With this approach, students pursuing education through training or a certification program can obtain the necessary experience as they pursue their education. There are many programs that focus on the skills needed for roles in cybersecurity without the added courses that accompany the traditional university curriculum and price tag.
Beyond dispelling external misperceptions about cybersecurity as a career, employers should look to do the same within their organizations. Employers invest massive amounts of time and energy into recruiting efforts to make sure they have the best employees possible. So why not offer existing employees the opportunity to shift into a cybersecurity career track?

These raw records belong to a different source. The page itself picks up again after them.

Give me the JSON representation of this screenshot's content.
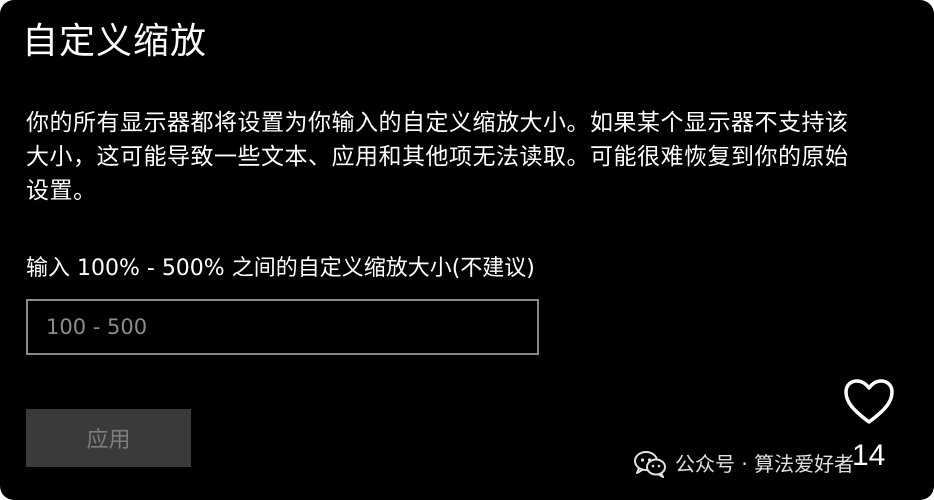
{
  "dialog": {
    "title": "自定义缩放",
    "description": "你的所有显示器都将设置为你输入的自定义缩放大小。如果某个显示器不支持该大小，这可能导致一些文本、应用和其他项无法读取。可能很难恢复到你的原始设置。",
    "input_label": "输入 100% - 500% 之间的自定义缩放大小(不建议)",
    "input_placeholder": "100 - 500",
    "input_value": "",
    "apply_label": "应用"
  },
  "overlay": {
    "like_icon": "heart-outline-icon",
    "like_count": "14",
    "watermark_icon": "wechat-icon",
    "watermark_text": "公众号 · 算法爱好者"
  }
}
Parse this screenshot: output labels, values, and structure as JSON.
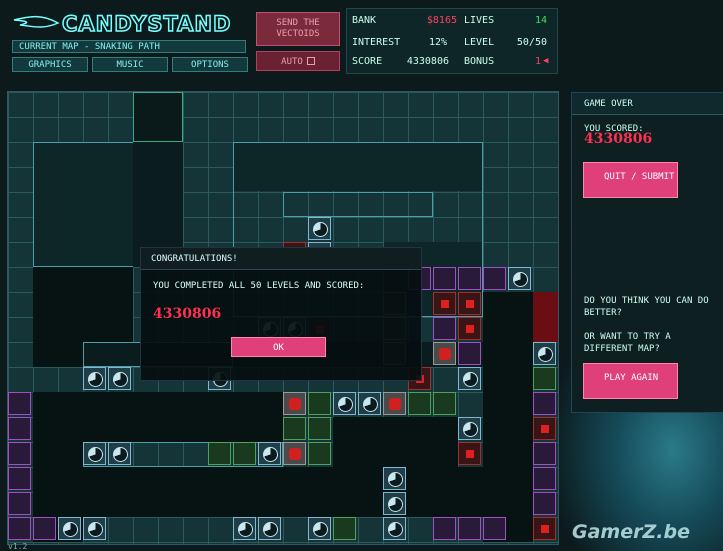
{
  "header": {
    "logo": "CANDYSTAND",
    "current_map": "CURRENT MAP - SNAKING PATH",
    "buttons": {
      "graphics": "GRAPHICS",
      "music": "MUSIC",
      "options": "OPTIONS"
    },
    "send_vectoids": "SEND THE VECTOIDS",
    "auto": "AUTO"
  },
  "stats": {
    "bank_label": "BANK",
    "bank_value": "$8165",
    "lives_label": "LIVES",
    "lives_value": "14",
    "interest_label": "INTEREST",
    "interest_value": "12%",
    "level_label": "LEVEL",
    "level_value": "50/50",
    "score_label": "SCORE",
    "score_value": "4330806",
    "bonus_label": "BONUS",
    "bonus_value": "1"
  },
  "dialog": {
    "title": "CONGRATULATIONS!",
    "message": "YOU COMPLETED ALL 50 LEVELS AND SCORED:",
    "score": "4330806",
    "ok": "OK"
  },
  "panel": {
    "title": "GAME OVER",
    "you_scored": "YOU SCORED:",
    "score": "4330806",
    "quit_submit": "QUIT / SUBMIT",
    "can_do_better": "DO YOU THINK YOU CAN DO BETTER?",
    "try_map": "OR WANT TO TRY A DIFFERENT MAP?",
    "play_again": "PLAY AGAIN"
  },
  "version": "v1.2",
  "watermark": "GamerZ.be",
  "colors": {
    "accent": "#e0407a",
    "score": "#ff3050",
    "bank": "#ff4060",
    "lives": "#40e060",
    "path": "#071213"
  }
}
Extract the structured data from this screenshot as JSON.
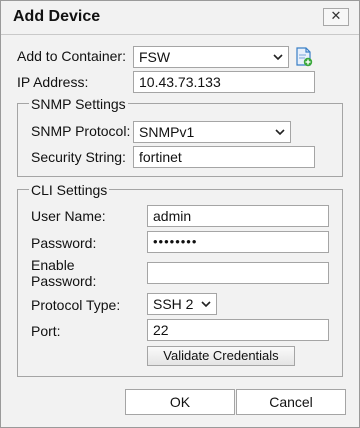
{
  "dialog": {
    "title": "Add Device",
    "close_label": "✕"
  },
  "form": {
    "container_label": "Add to Container:",
    "container_value": "FSW",
    "ip_label": "IP Address:",
    "ip_value": "10.43.73.133"
  },
  "snmp": {
    "legend": "SNMP Settings",
    "protocol_label": "SNMP Protocol:",
    "protocol_value": "SNMPv1",
    "security_label": "Security String:",
    "security_value": "fortinet"
  },
  "cli": {
    "legend": "CLI Settings",
    "username_label": "User Name:",
    "username_value": "admin",
    "password_label": "Password:",
    "password_value": "••••••••",
    "enable_password_label": "Enable Password:",
    "enable_password_value": "",
    "protocol_type_label": "Protocol Type:",
    "protocol_type_value": "SSH 2",
    "port_label": "Port:",
    "port_value": "22",
    "validate_label": "Validate Credentials"
  },
  "footer": {
    "ok_label": "OK",
    "cancel_label": "Cancel"
  },
  "icons": {
    "container_action": "add-container-icon",
    "dropdown": "chevron-down-icon",
    "close": "close-icon"
  },
  "colors": {
    "background": "#f2f2f2",
    "border": "#a5a5a5",
    "icon_blue": "#3a7fc6",
    "icon_green": "#3aa83a"
  }
}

Doing this not only helps companies revamp their training infrastructure but also allows organizations to provide existing employees with new opportunities for growth. Moreover, given the affordability of these retraining programs, employers have the opportunity to provide valuable expertise and training to individuals with no cost barriers, thus greatly improving access to these skills. As shown by the shortage in the qualified talent pipeline, finding the right talent to fill cybersecurity is proving to be a foremost hurdle for the cybersecurity industry. And individuals already under your roof may be best suited to take on this new task.
For the cybersecurity industry to reach its full potential, it must start closing its talent gap and quickly, which can start with employers themselves. With creative thinking and expanding options, employers can reach untapped reservoirs of talent and begin to fill their pipelines with the next great crop of cybersecurity professionals that our industry needs.